Correlation attacks are the most common scenario. Also, to consider data as anonymous, it is essential that it meets the correlation criterion. Between the democratization of Open Data and the numerous incidents related to personal data leaks, the quantity of data available has never been so significant. These databases, which contain personal information that is sometimes directly identifying, are all opportunities for attackers to make re-identification attempts by cross-referencing. In practice, correlation attacks use direct-identifying databases that have information similar to the base to be attacked as illustrated in Figure 2.

Figure 2: Illustration of a correlation attack. The directly identifying external base (top) is used to re-identify individuals in the attacked base (bottom). The correlation is based on common variables.
In the case of the tables illustrated in Figure 2, the attacker would have succeeded in re-identifying the 5 individuals in the pseudonymized base thanks to the two attributes common to the two bases. In addition, the re-identification would have allowed him to infer new sensitive information about patients, namely the pathology that affects them. In this context, the more common information the databases have, the more the probability of re-identifying an individual through correlation increases.
3. Inference: can we deduce information about an individual?
Finally, the third and last criterion identified by the EDPS is probably the most complex to assess. This is the inference criterion. To consider data as anonymous, it must be impossible to identify by inference, almost certainly, new information about an individual. For example, if a data set contains information on the health status of individuals who participated in a clinical study and all men over the age of 65 in this cohort have lung cancer; then it will be possible to infer the health status of some participants. In fact, it is enough to know a man over 65 who participated in this study to say that he is suffering from lung cancer.

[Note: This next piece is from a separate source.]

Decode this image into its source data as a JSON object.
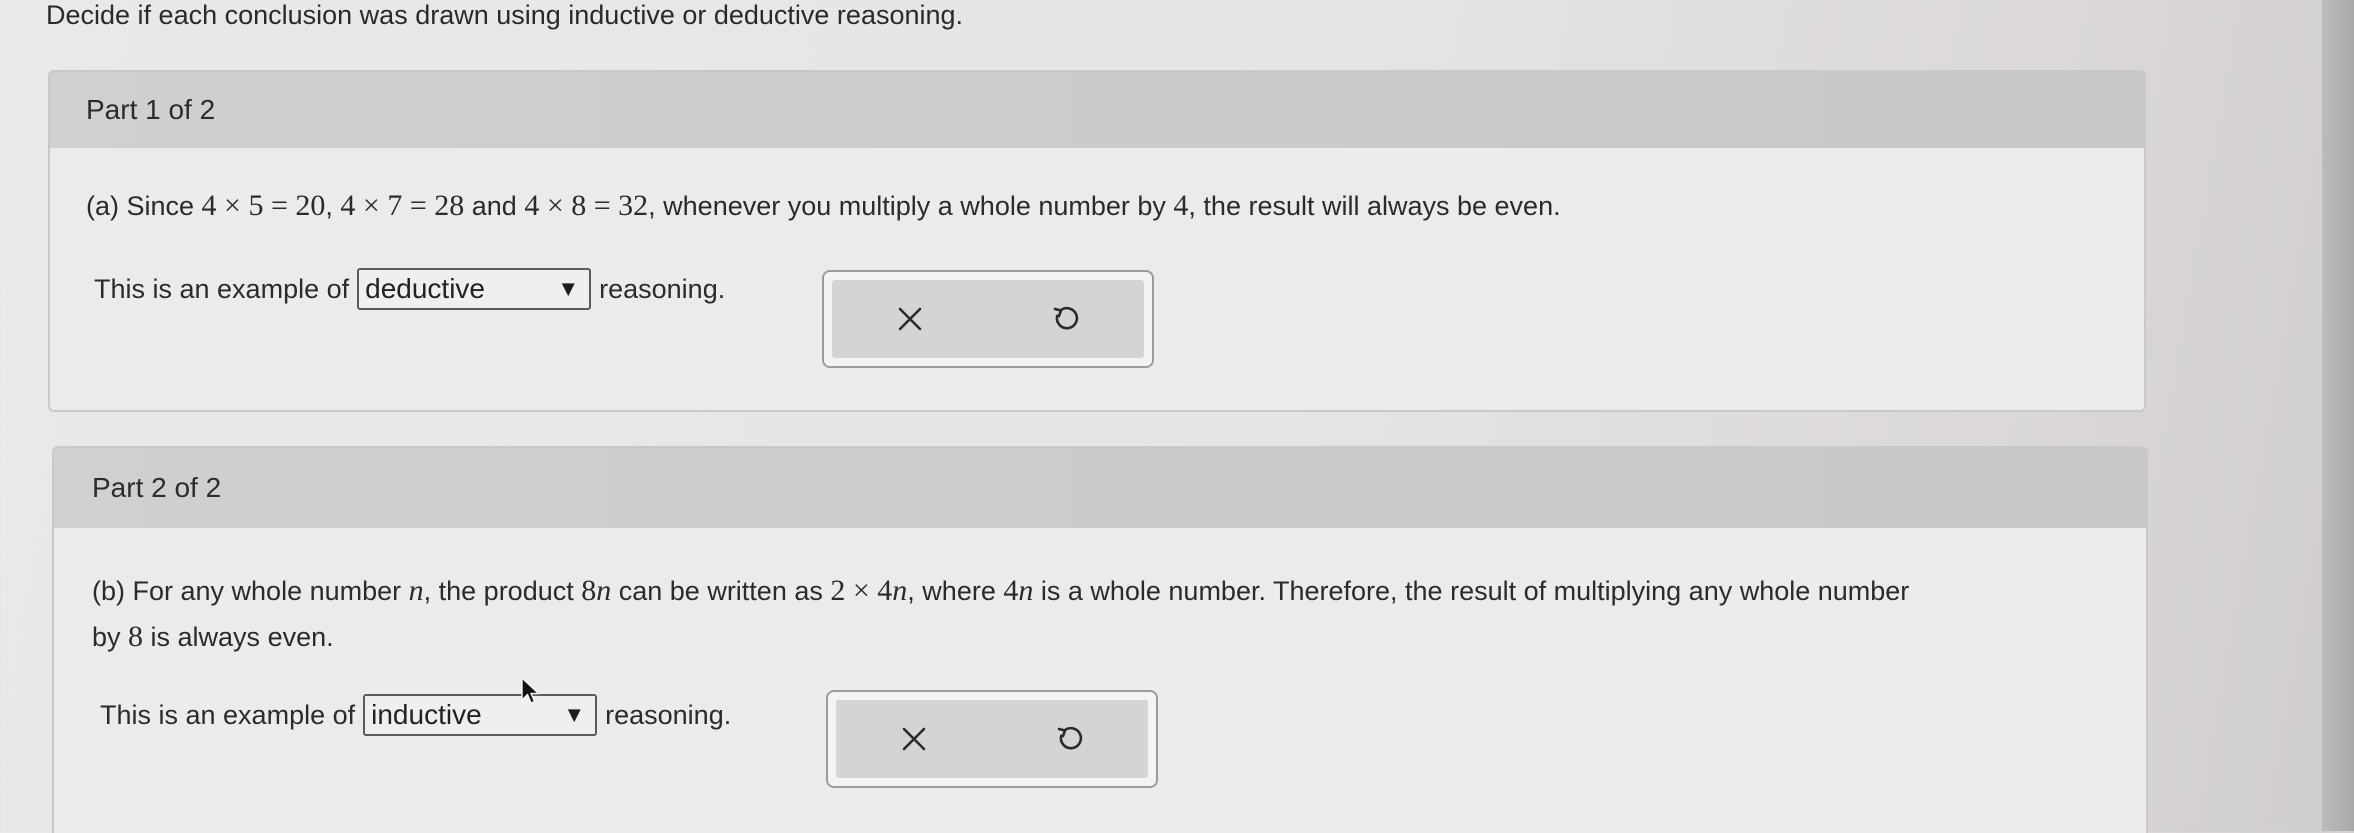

The inference attack is particularly effective on groups of individuals sharing a single modality. If the inference is successful, the disclosure of the sensitive attribute then concerns the entire group of identified individuals.
These three criteria identified by the EDPS combine the majority of attack threats to data after it has been processed to maintain its security. If these three criteria are satisfied, the treatment can then be considered as anonymization in the true sense of the term.
Do current techniques make it possible to satisfy all three criteria?
Randomization and generalization techniques each have advantages and disadvantages with respect to each criterion (see article 2). The evaluation of the performance of meeting the criteria for several anonymization techniques is represented in Figure 3. It comes from the Opinion published by the former G29 on anonymization techniques.

Figure 3: Strengths and weaknesses of the techniques considered
It is clear that none of these techniques exists that allows the 3 criteria to be met simultaneously. They must therefore be used with caution in their most favorable context of use. Beyond the methods evaluated, anonymous synthetic data seems to be a promising alternative to satisfy all 3 criteria. However, methodologies for producing synthetic data must face the difficulty of providing proof of this protection. At present, all summary data generation solutions are based on the principle of Plausible deniability to prove the protection associated with a data. In other words, if synthetic data were by chance to resemble original data, the defense consists in announcing that under such circumstances, it is impossible to prove that this synthetic data is linked to original data. At Octopize, we have developed a unique methodology to produce anonymous synthetic data while quantifying and providing proof of the protection provided. This evaluation is carried out through metrics developed specially to measure the satisfaction of the criteria, namely you will have understood it, the individualization, the correlation and the inference. We'll expand on the topic of metrics for evaluating the quality and security of synthetic data in more detail in another article.